As inovações, sem dúvida, trazem praticidade e celeridade para todas as partes, mas os advogados deverão estar atentos ao novo formato para a ele se ajustarem. Deverão, por exemplo, ser ainda mais objetivos nas mensagens e precisos em seus memoriais orais, a fim de não enfadar ou perder a atenção do receptor. Importará cuidar, também, de reinventar a proatividade e a proximidade, mesmo de longe.

Nesse cenário, precisaremos ter ainda mais cautela no traquejo social com todas as pessoas com quem lidaremos virtualmente, cabendo compreender muitas vezes as situações adversas pelas quais podem estar passando, ou por eventuais instabilidades causadas pelo atual contexto de home office que vivenciamos.

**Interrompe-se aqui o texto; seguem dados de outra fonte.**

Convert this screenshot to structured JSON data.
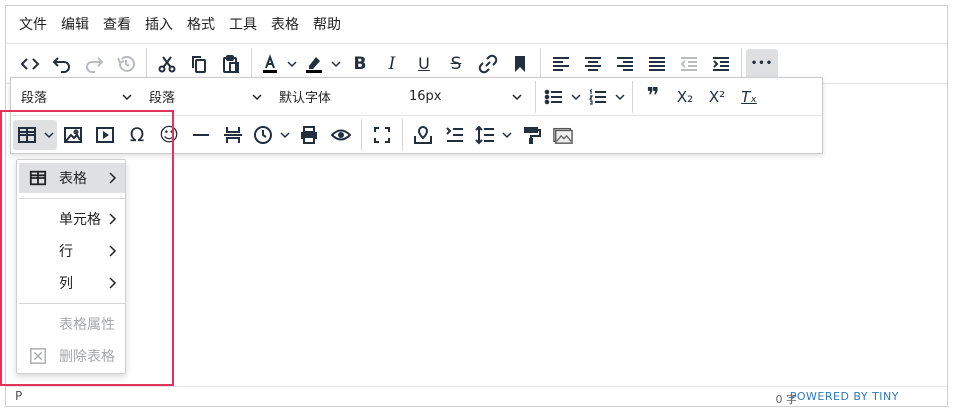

Fato é que é justamente durante esses tempos de adversidades que advogados e advogadas podem encontrar oportunidades para triunfar, criando soluções e medidas facilitadoras para inúmeros problemas. Temos um campo farto para empreender novas formas de comunicação rápida e eficaz, além de novos modelos de contratação e execução de serviços, sobretudo os serviços jurídicos propriamente ditos.

Fala-se, ainda sobre a terceira fase, que haverá uma onda de sobrecarga de demandas em algumas esferas do Judiciário, boa parte causada pelos desdobramentos causados pela pandemia. Não é à toa que em vários sistemas eletrônicos dos tribunais já se inclui o assunto Covid-19 no cadastro das ações.

Deve-se ter em mente, pois, que mesmo quando se declare um fim a esta crise, a advocacia ainda estará a cuidar de seus efeitos por algum tempo. Nosso novo trabalho começa agora, assim como nossa preparação para o que está por vir, estejamos certos ou não sobre as previsões. Afinal, nossa categoria já mostra que um terreno de estabilidade não é condição sine qua non para que se possa atuar.